Il tempo scorre, ma l’andatura del Piano nazionale di ripresa e resilienza sembra ancora troppo lenta. Il tabellone segna il raggiungimento di 13 obiettivi, ma entro fine anno bisognerà toccare quota 51, tra riforme e investimenti. Per questo, come emerso dal consiglio dei ministri ieri – con il governo che ha approvato il decreto contro il rincaro delle bollette da 3,4 miliardi di euro – il premier Mario Draghi ha deciso di dare una scossa. Altrimenti la prossima tranche di 24,1 miliardi (dopo l’anticipo di 24,9) prevista per l’inizio del 2022 è a rischio.
Tra i 13 obiettivi centrati, cinque sono investimenti (pari al 21% del totale) e otto le riforme (pari al 30% del totale). Resta un altro pezzo importante di strada da fare, come è scritto nella relazione presentata ieri in consiglio dei ministri dal sottosegretario alla presidenza del Consiglio Roberto Garofoli e dal ministro dell’Economia Daniele Franco. Che hanno richiamato l’attenzione dei ministri agli impegni da rispettare entro fine anno, evitando ogni ritardo – spiega Il Sole 24 Ore.
La relazione dice che il lavoro di attuazione è stato avviato, ma adesso tutti devono correre. Nel paragrafo tre, in particolare, ci sono i prossimi passi da compiere: tutti i ministeri dovranno mettere a punto – è scritto – «un preciso piano di adozione delle riforme e di compiuta realizzazione degli interventi da attuare entro il 31 dicembre 2021, in modo da consentire un costante monitoraggio delle specifiche tappe da rispettare». Una timeline, quindi, con impegni verificabili passo dopo passo.
Al 22 settembre, secondo la relazione presentata, il più virtuoso sul fronte degli investimenti è il ministero della Giustizia. La Funzione pubblica di Brunetta ha centrato un obiettivo su due. Un solo traguardo raggiunto anche per lo Sviluppo economico di Giancarlo Giorgetti e gli Esteri Luigi Di Maio. Altri nove ministeri, invece, registrano lavori in corso.
Passando alle riforme, si distinguono il ministro Brunetta con tre obiettivi su tre e la ministra per il Sud di Mara Carfagna, che ha completato il lavoro sulle Zes.
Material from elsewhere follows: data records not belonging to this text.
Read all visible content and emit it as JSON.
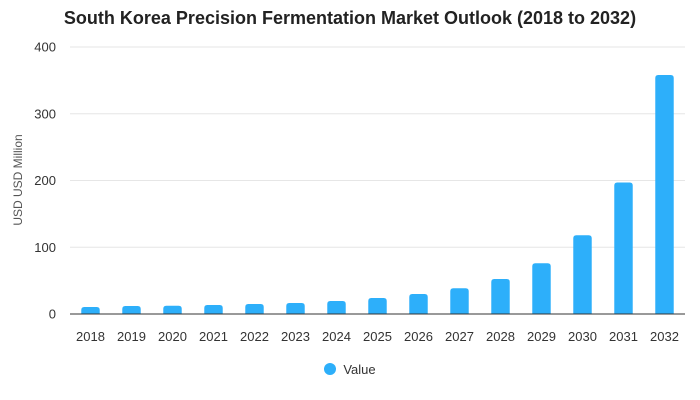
{
  "chart_data": {
    "type": "bar",
    "title": "South Korea Precision Fermentation Market Outlook (2018 to 2032)",
    "xlabel": "",
    "ylabel": "USD USD Million",
    "categories": [
      "2018",
      "2019",
      "2020",
      "2021",
      "2022",
      "2023",
      "2024",
      "2025",
      "2026",
      "2027",
      "2028",
      "2029",
      "2030",
      "2031",
      "2032"
    ],
    "series": [
      {
        "name": "Value",
        "values": [
          10.5,
          12,
          12.3,
          13.5,
          15,
          16.5,
          19.5,
          24,
          30,
          38.5,
          52.5,
          76,
          118,
          197,
          358
        ]
      }
    ],
    "ylim": [
      0,
      400
    ],
    "yticks": [
      0,
      100,
      200,
      300,
      400
    ],
    "grid": true,
    "legend": "bottom",
    "colors": {
      "bar": "#2DAFFA",
      "grid": "#E6E6E6",
      "axis": "#333333"
    }
  }
}
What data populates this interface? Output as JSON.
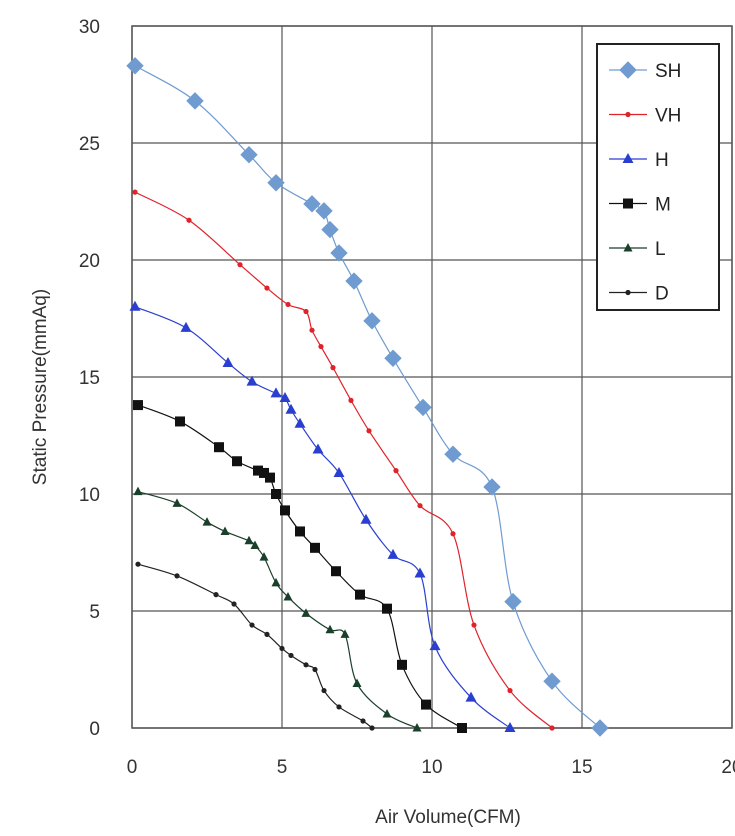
{
  "chart_data": {
    "type": "line",
    "title": "",
    "xlabel": "Air Volume(CFM)",
    "ylabel": "Static Pressure(mmAq)",
    "xlim": [
      0,
      20
    ],
    "ylim": [
      0,
      30
    ],
    "xticks": [
      "0",
      "5",
      "10",
      "15",
      "20"
    ],
    "yticks": [
      "0",
      "5",
      "10",
      "15",
      "20",
      "25",
      "30"
    ],
    "grid": true,
    "legend_position": "top-right",
    "series": [
      {
        "name": "SH",
        "color": "#6f9bd0",
        "marker": "diamond",
        "x": [
          0.1,
          2.1,
          3.9,
          4.8,
          6.0,
          6.4,
          6.6,
          6.9,
          7.4,
          8.0,
          8.7,
          9.7,
          10.7,
          12.0,
          12.7,
          14.0,
          15.6
        ],
        "y": [
          28.3,
          26.8,
          24.5,
          23.3,
          22.4,
          22.1,
          21.3,
          20.3,
          19.1,
          17.4,
          15.8,
          13.7,
          11.7,
          10.3,
          5.4,
          2.0,
          0.0
        ]
      },
      {
        "name": "VH",
        "color": "#e0222a",
        "marker": "dot",
        "x": [
          0.1,
          1.9,
          3.6,
          4.5,
          5.2,
          5.8,
          6.0,
          6.3,
          6.7,
          7.3,
          7.9,
          8.8,
          9.6,
          10.7,
          11.4,
          12.6,
          14.0
        ],
        "y": [
          22.9,
          21.7,
          19.8,
          18.8,
          18.1,
          17.8,
          17.0,
          16.3,
          15.4,
          14.0,
          12.7,
          11.0,
          9.5,
          8.3,
          4.4,
          1.6,
          0.0
        ]
      },
      {
        "name": "H",
        "color": "#2a3fd0",
        "marker": "triangle",
        "x": [
          0.1,
          1.8,
          3.2,
          4.0,
          4.8,
          5.1,
          5.3,
          5.6,
          6.2,
          6.9,
          7.8,
          8.7,
          9.6,
          10.1,
          11.3,
          12.6
        ],
        "y": [
          18.0,
          17.1,
          15.6,
          14.8,
          14.3,
          14.1,
          13.6,
          13.0,
          11.9,
          10.9,
          8.9,
          7.4,
          6.6,
          3.5,
          1.3,
          0.0
        ]
      },
      {
        "name": "M",
        "color": "#111111",
        "marker": "square",
        "x": [
          0.2,
          1.6,
          2.9,
          3.5,
          4.2,
          4.4,
          4.6,
          4.8,
          5.1,
          5.6,
          6.1,
          6.8,
          7.6,
          8.5,
          9.0,
          9.8,
          11.0
        ],
        "y": [
          13.8,
          13.1,
          12.0,
          11.4,
          11.0,
          10.9,
          10.7,
          10.0,
          9.3,
          8.4,
          7.7,
          6.7,
          5.7,
          5.1,
          2.7,
          1.0,
          0.0
        ]
      },
      {
        "name": "L",
        "color": "#1a3f2a",
        "marker": "small-triangle",
        "x": [
          0.2,
          1.5,
          2.5,
          3.1,
          3.9,
          4.1,
          4.4,
          4.8,
          5.2,
          5.8,
          6.6,
          7.1,
          7.5,
          8.5,
          9.5
        ],
        "y": [
          10.1,
          9.6,
          8.8,
          8.4,
          8.0,
          7.8,
          7.3,
          6.2,
          5.6,
          4.9,
          4.2,
          4.0,
          1.9,
          0.6,
          0.0
        ]
      },
      {
        "name": "D",
        "color": "#222222",
        "marker": "dot",
        "x": [
          0.2,
          1.5,
          2.8,
          3.4,
          4.0,
          4.5,
          5.0,
          5.3,
          5.8,
          6.1,
          6.4,
          6.9,
          7.7,
          8.0
        ],
        "y": [
          7.0,
          6.5,
          5.7,
          5.3,
          4.4,
          4.0,
          3.4,
          3.1,
          2.7,
          2.5,
          1.6,
          0.9,
          0.3,
          0.0
        ]
      }
    ]
  }
}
Il ministero delle Infrastrutture e delle mobilità sostenibili di Enrico Giovannini è a due riforme su cinque, mentre il ministero dell’Università di Cristina Messa e quello dell’Economia devono completare ancora le due riforme previste. Tre riforme da fare aspettano poi sia la Transizione ecologica di Cingolani sia la Giustizia di Cartabia. Lavori in corso anche per la riforma attesa dal ministero del Lavoro di Andrea Orlando e Anpal sulle politiche attive.
Ai ministri si chiede anche «al più presto» una ricognizione di «ulteriori proposte di norme attuative abilitanti ritenute necessarie per proseguire nell’attuazione del Pnrr». La novità è che «a seguito della richiesta di alcune amministrazioni, il governo sta valutando l’adozione di uno o più provvedimenti, nei quali far confluire tutte le norme ritenute necessarie per semplificare e accelerare l’adozione delle misure del Pnrr».
Sarebbe in arrivo, quindi, un nuovo decreto sulle semplificazioni per un ulteriore alleggerimento delle procedure che favorisca il Pnrr.
La prossima settimana, inoltre, si dovrebbe tenere anche la prima riunione della cabina di regia politica. Per questo nella relazione si chiede ai ministeri di «far pervenire nei cinque giorni antecedenti la data di convocazione della cabina di regia» un rapporto che sarà poi illustrato nel corso della riunione. Con lo stato di avanzamento delle riforme e dei progetti che fanno capo all’amministrazione di riferimento, divisi tra 2021 e 2022; l’impostazione che ciascun ministero ritiene di seguire sui principali progetti di competenza; l’individuazione degli ostacoli e delle criticità eventualmente riscontrate sui progetti.
Compiti a casa, insomma. Da fare subito.